Myhr KA., Zinglersen AH., Pecini R., Jacobsen S.
Systemic lupus erythematosus (SLE) is a chronic autoimmune disease that carries increased risk of cardiovascular disease; however, the underlying pathophysiological mechanisms remain poorly understood. We aimed to investigate the prevalence and degree of myocardial fibrosis in SLE patients and associated disease characteristics. Forty-nine SLE patients (89% female, mean age 52 ± 13 years, median disease duration 19 (11-25) years) and 79 sex-and age-matched healthy controls were included. CMR with T1 mapping was performed on SLE patients and healthy controls. Fifty-one SLE patients received gadolinium contrast for the evaluation of late gadolinium enhancement (LGE) and extra cellular volume (ECV). Multiple linear regression analyses were performed to investigate the association between markers of myocardial fibrosis on CMR (LGE, T1, ECV) and SLE-related variables [clinical disease activity, lupus nephritis, chronic kidney disease, anti-cardiolipin and/or anti-beta-2 glycoprotein I antibodies, and lupus anticoagulant (LAC)] with adjustment for traditional risk factors.

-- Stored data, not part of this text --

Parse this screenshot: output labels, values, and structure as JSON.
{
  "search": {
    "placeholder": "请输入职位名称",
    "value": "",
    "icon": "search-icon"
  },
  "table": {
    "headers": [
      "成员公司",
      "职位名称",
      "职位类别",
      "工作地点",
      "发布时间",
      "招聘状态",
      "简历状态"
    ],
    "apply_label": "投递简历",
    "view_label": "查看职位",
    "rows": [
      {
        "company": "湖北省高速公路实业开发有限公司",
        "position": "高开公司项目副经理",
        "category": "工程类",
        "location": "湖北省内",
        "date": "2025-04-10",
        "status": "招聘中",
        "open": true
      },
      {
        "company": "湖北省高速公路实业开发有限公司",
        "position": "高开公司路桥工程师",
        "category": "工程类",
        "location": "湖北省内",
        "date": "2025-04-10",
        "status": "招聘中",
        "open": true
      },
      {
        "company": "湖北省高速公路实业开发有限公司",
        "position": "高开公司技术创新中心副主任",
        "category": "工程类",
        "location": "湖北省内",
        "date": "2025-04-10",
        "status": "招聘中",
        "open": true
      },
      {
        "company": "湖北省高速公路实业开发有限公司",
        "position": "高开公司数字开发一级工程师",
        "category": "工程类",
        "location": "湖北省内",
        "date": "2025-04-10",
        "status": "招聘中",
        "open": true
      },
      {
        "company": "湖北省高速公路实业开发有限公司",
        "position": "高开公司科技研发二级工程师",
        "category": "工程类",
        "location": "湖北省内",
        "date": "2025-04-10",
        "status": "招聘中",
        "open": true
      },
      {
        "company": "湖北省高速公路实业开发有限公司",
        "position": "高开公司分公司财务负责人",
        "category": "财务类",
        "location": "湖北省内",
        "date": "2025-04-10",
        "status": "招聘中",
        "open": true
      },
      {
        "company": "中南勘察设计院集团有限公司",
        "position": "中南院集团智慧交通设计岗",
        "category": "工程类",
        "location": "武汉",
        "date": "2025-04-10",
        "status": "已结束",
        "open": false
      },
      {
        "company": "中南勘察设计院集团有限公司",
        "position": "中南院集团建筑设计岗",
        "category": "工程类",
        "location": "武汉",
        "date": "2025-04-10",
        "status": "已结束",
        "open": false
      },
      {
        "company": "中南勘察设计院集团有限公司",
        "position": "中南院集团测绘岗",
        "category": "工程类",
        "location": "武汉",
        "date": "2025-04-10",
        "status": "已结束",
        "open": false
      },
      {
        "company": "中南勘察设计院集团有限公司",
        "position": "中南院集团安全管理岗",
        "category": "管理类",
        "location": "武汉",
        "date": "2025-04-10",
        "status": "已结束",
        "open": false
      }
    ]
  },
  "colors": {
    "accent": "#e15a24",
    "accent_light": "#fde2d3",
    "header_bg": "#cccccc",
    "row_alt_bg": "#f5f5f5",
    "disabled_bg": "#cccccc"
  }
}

T1 values were elevated in SLE patients compared to healthy controls (1031 ± 36 ms vs. 1019 ± 25 ms, p = 0.01). LGE was present in 20% of SLE patients who received gadolinium contrast. On multivariable analysis, LAC was associated with LGE in SLE patients (β = 3.87, p = 0.02). Neither T1 nor ECV associated with SLE disease characteristics; however, there was a trend towards an association between LAC and T1 (β = 16.9, p = 0.08). SLE patients displayed signs of myocardial fibrosis on CMR that were associated with the presence of LAC. These findings support the pathophysiological understanding of LAC as a mediator of microvascular and subsequent myocardial dysfunction.